There should be several Interactions to build the most effective prompt. The default target language is Python, but you can configure your choice of languages using a CodeEngineConfig
call.
With a target language and a set of samples, you can now build a prompt from a user query. The resulting prompt string can be used in a call to the Azure OpenAI API. If you want to keep context with your next call, simply add the response to a new Interaction, and it will carry across to the next call. As it’s not part of the original sample Interactions, it won’t persist beyond the current user session and can’t be used by another user or in another call. This approach simplifies building dialogs, though it’s important to keep track of the total tokens used so your prompt doesn’t overrun the token limits of the model. Prompt Engine includes a way to ensure prompt length doesn’t exceed the maximum token number for your current model and prunes older dialogs where necessary. This approach does mean that dialogs can lose context, so you may need to help users understand there are limits to the length of a conversation.
If you’re explicitly targeting a chat system, you can configure user and bot names with a contextual description that includes bot behaviors and tone that can be included in the sample Interactions, again passing responses back to Prompt Engine to build context into the next prompt.

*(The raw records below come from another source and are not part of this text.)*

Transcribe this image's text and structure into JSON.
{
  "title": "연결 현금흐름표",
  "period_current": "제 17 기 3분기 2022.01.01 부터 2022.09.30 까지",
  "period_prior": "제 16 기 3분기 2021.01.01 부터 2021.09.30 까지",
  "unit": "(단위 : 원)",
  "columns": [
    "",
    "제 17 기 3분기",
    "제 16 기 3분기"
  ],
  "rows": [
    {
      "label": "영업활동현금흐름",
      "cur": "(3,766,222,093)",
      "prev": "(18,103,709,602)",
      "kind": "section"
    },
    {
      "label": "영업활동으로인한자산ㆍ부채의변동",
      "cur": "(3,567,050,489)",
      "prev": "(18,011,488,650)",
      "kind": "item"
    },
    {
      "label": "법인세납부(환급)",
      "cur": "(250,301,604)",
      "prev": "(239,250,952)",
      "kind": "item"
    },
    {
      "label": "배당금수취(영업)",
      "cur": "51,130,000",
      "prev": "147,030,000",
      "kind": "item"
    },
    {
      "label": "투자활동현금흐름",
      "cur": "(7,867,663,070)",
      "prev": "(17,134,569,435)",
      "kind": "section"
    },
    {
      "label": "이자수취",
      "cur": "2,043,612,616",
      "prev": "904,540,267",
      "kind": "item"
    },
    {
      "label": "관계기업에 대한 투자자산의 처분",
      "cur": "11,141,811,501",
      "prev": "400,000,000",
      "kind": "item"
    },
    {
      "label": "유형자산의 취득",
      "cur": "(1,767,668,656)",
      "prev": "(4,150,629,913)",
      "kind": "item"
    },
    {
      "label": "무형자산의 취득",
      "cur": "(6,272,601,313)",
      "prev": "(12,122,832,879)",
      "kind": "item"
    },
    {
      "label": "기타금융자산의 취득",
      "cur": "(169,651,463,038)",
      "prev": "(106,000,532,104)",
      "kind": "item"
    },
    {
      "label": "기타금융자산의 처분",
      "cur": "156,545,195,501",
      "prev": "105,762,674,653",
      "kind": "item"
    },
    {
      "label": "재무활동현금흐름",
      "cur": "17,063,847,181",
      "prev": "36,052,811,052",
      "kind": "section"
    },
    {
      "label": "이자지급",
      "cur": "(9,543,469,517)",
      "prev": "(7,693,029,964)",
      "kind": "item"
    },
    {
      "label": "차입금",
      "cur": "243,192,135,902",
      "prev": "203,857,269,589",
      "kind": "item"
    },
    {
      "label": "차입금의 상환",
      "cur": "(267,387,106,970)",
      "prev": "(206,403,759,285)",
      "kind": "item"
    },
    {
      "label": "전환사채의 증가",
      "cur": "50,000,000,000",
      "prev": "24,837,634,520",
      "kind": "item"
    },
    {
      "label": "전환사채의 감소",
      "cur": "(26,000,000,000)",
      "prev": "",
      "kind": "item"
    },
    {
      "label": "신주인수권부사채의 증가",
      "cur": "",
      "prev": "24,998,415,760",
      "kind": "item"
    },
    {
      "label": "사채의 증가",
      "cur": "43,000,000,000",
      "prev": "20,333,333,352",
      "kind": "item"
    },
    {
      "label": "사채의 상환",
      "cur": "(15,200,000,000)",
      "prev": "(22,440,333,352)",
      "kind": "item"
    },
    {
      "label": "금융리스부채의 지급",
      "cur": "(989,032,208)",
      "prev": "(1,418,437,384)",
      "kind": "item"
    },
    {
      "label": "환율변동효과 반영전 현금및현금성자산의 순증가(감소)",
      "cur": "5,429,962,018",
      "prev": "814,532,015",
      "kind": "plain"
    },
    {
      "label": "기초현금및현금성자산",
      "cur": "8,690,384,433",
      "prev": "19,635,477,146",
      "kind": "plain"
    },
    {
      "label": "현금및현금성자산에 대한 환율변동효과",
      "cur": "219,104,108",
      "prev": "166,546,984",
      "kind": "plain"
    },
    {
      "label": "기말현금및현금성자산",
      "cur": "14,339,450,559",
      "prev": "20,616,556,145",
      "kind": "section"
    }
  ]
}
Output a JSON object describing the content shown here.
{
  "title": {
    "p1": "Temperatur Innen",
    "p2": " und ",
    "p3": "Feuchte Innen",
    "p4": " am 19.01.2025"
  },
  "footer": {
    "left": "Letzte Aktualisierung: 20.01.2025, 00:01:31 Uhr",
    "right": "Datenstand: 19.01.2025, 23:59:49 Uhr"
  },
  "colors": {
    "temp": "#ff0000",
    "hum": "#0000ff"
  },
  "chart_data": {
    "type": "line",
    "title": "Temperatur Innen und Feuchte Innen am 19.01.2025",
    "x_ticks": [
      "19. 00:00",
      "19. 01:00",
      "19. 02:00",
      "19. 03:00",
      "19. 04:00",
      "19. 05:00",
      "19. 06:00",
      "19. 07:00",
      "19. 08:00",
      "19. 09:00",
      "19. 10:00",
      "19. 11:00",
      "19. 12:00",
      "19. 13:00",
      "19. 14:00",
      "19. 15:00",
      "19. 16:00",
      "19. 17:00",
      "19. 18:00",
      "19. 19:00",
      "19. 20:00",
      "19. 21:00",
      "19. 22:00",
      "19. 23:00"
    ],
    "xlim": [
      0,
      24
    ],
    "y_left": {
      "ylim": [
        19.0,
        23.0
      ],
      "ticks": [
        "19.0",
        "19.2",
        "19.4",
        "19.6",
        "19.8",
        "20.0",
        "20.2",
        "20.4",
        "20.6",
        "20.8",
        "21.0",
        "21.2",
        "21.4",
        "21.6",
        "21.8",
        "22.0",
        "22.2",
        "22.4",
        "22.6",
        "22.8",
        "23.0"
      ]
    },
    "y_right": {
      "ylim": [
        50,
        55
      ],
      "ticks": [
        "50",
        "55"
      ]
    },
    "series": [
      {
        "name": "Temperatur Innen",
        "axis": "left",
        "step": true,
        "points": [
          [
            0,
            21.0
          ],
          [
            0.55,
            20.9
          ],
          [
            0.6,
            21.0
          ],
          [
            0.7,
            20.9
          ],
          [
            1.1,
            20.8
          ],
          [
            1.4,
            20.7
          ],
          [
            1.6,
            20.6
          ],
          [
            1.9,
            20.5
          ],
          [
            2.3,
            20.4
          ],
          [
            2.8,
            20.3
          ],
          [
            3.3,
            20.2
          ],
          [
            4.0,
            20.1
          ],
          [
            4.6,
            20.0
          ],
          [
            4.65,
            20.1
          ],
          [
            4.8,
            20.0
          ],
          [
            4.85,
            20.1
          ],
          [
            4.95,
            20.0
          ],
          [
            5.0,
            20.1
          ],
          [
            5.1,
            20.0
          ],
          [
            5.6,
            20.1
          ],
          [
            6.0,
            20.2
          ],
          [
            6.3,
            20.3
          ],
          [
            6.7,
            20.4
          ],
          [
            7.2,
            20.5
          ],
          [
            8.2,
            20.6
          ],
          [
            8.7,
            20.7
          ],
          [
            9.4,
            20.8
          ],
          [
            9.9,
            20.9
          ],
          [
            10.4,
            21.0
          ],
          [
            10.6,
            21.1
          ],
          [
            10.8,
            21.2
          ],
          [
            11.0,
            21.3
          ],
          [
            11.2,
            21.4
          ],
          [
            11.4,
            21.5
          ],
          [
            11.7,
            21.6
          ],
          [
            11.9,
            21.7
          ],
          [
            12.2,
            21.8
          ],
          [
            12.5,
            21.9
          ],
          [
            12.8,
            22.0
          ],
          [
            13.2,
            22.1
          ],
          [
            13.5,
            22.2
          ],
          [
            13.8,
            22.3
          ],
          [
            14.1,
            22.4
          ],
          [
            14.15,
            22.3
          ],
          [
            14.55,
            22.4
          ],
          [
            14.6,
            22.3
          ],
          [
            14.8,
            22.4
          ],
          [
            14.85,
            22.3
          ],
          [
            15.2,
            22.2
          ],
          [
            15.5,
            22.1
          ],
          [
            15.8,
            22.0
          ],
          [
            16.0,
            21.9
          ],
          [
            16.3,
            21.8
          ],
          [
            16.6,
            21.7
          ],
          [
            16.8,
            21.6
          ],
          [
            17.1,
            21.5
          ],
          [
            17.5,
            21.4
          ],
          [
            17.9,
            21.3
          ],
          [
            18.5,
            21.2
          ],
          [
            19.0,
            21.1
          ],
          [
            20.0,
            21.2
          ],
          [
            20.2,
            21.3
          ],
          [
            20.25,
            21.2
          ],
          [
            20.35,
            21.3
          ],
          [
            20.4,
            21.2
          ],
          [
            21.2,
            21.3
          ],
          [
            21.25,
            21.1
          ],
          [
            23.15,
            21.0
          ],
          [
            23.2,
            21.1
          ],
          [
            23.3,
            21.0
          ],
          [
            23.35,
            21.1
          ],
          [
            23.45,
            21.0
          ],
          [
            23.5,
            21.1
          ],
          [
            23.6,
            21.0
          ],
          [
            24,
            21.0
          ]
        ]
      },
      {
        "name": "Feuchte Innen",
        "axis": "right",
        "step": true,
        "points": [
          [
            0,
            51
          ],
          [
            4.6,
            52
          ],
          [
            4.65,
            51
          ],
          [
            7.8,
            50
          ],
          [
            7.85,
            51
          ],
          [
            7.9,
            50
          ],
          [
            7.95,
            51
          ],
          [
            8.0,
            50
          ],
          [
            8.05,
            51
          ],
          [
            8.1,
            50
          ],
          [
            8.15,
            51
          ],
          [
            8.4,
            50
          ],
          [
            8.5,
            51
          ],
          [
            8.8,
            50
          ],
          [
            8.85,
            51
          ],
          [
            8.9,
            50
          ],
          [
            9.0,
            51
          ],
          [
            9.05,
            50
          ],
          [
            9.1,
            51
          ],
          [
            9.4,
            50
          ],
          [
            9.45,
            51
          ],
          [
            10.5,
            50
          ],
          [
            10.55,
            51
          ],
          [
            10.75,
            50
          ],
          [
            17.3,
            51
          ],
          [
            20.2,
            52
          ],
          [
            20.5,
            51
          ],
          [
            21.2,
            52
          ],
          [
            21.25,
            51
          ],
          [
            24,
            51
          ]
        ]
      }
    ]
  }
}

You can use cached Interactions to add a feedback loop to your application, for example, looking for unwanted terms and phrases, or using the user rating of the response to determine which Interactions persist between prompts. Logging successful and unsuccessful prompts will allow you to build a more effective default prompt, adding new examples as needed. Microsoft suggests building a dynamic bank of examples that can be compared to the queries, using a set of similar examples to dynamically generate a prompt that approximates your user’s query and hopefully generates more accurate output.
Prompt Engine is a simple tool that helps you construct an appropriate pattern for building prompts. It’s an effective way to manage the limitations of large language models like GPT-3 and Codex, and at the same time to build the necessary feedback loops that help avoid a model behaving in unanticipated ways.